CONTRACTED OPTION 1: I saw it happen before it did...

June 26, 2009

Response to Heads by EM Lewis, directed by Jessica Hutchinson (Part of the Alcyone Festival 2009 at the Halcyon Theatre, June 26, 2009) and “Iran Escalates Its Fight With Britain; New Clashes Erupt” by Michael Slackman (Published New York Times, 28 June 2009)

The headline in the New York Times said that British Embassy Workers in Iran had been detained. I read it and suddenly, my mind was filled with vivid images—the chafed wrists and bloodshot eyes of the people who hours before had thought themselves invincible, the damp mold expanding across a prison wall, the stained mattress on the floor.

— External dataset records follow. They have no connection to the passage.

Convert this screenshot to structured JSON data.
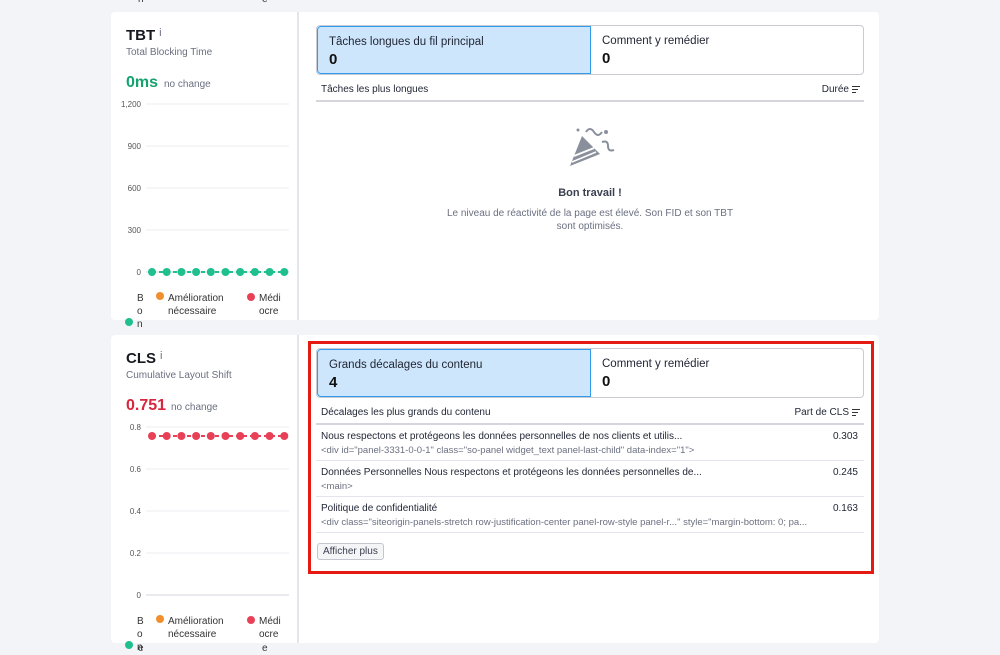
{
  "stray": {
    "n": "n",
    "e": "e"
  },
  "legend": {
    "good": "Bon",
    "needs": "Amélioration",
    "needs2": "nécessaire",
    "poor": "Médiocre"
  },
  "tbt": {
    "title": "TBT",
    "info": "i",
    "subtitle": "Total Blocking Time",
    "value": "0ms",
    "change": "no change",
    "y_ticks": [
      "1,200",
      "900",
      "600",
      "300",
      "0"
    ],
    "tabs": [
      {
        "label": "Tâches longues du fil principal",
        "count": "0"
      },
      {
        "label": "Comment y remédier",
        "count": "0"
      }
    ],
    "list_header": "Tâches les plus longues",
    "sort_label": "Durée",
    "empty_title": "Bon travail !",
    "empty_text": "Le niveau de réactivité de la page est élevé. Son FID et son TBT sont optimisés."
  },
  "cls": {
    "title": "CLS",
    "info": "i",
    "subtitle": "Cumulative Layout Shift",
    "value": "0.751",
    "change": "no change",
    "y_ticks": [
      "0.8",
      "0.6",
      "0.4",
      "0.2",
      "0"
    ],
    "tabs": [
      {
        "label": "Grands décalages du contenu",
        "count": "4"
      },
      {
        "label": "Comment y remédier",
        "count": "0"
      }
    ],
    "list_header": "Décalages les plus grands du contenu",
    "sort_label": "Part de CLS",
    "rows": [
      {
        "title": "Nous respectons et protégeons les données personnelles de nos clients et utilis...",
        "code": "<div id=\"panel-3331-0-0-1\" class=\"so-panel widget_text panel-last-child\" data-index=\"1\">",
        "value": "0.303"
      },
      {
        "title": "Données Personnelles Nous respectons et protégeons les données personnelles de...",
        "code": "<main>",
        "value": "0.245"
      },
      {
        "title": "Politique de confidentialité",
        "code": "<div class=\"siteorigin-panels-stretch row-justification-center panel-row-style panel-r...\" style=\"margin-bottom: 0; pa...",
        "value": "0.163"
      }
    ],
    "more_label": "Afficher plus"
  },
  "colors": {
    "good": "#1fbf8f",
    "needs": "#f28e2b",
    "poor": "#e84057",
    "active_tab": "#cde6fb",
    "highlight": "#e51a12"
  }
}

I had seen the one of the detained embassy workers in her cramped cell, shared with an American engineer who had been missing for months. I really had, only two nights before.

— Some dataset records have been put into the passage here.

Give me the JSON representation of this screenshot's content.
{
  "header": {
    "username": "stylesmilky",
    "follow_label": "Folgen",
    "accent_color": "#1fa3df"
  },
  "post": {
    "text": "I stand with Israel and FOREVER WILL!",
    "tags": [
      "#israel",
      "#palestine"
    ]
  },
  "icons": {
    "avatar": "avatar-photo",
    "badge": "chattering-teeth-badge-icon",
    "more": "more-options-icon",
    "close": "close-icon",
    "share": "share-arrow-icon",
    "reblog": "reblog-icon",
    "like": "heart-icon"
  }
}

My window into their prison cell was a small stage in a dark church basement on Leavitt Street. The combination of incredible acting and a room so small I was practically sitting on the stage transported me into the midst of their incarceration. I left the play haunted, with the grim realization that I had probably seen something very close to what was actually occurring a world away.

But as I read the Time’s article this morning, the similarities between what I had seen on stage and what was being reported made my stomach twist. The article mentioned two journalists, one who worked for the BBC, another of British-Greek heritage, who had been expelled from Iran. Creepily, they had been in the play, too—only in the stage version, they had been detained, not expelled. The two characters in the cell next to the embassy worker were a free-lance journalist with an accent, who could have easily been Greek-British, and a young man working for a network—in the play’s case, NBC.

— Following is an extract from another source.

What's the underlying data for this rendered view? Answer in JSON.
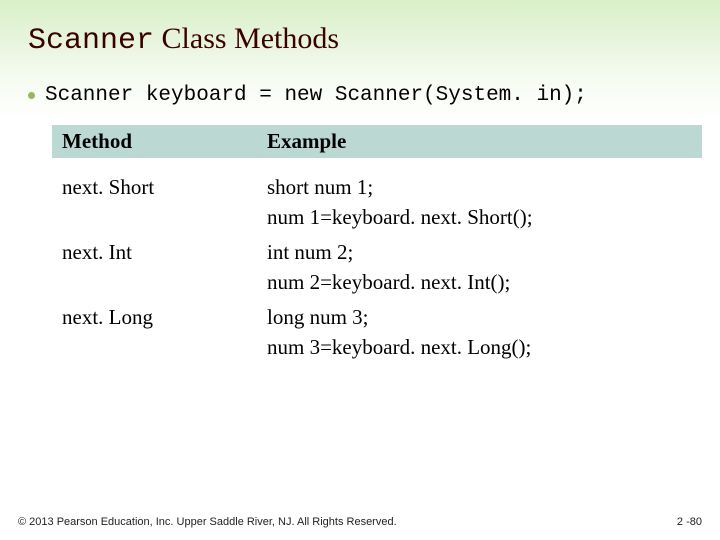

Since I left the theater, I have had flashes of scenes play through my head—the way the embassy worker compulsively tugged at her clothing and the way her hands shook; the way the freelance journalist bloodied his hands trying to sharpen a piece of wire; the regime the engineer had constructed for himself where he allowed himself to think of his wife only once a day. It has been uncomfortable, haunting, to think of events like that happening. But to think of them happening in real life is a million times worse.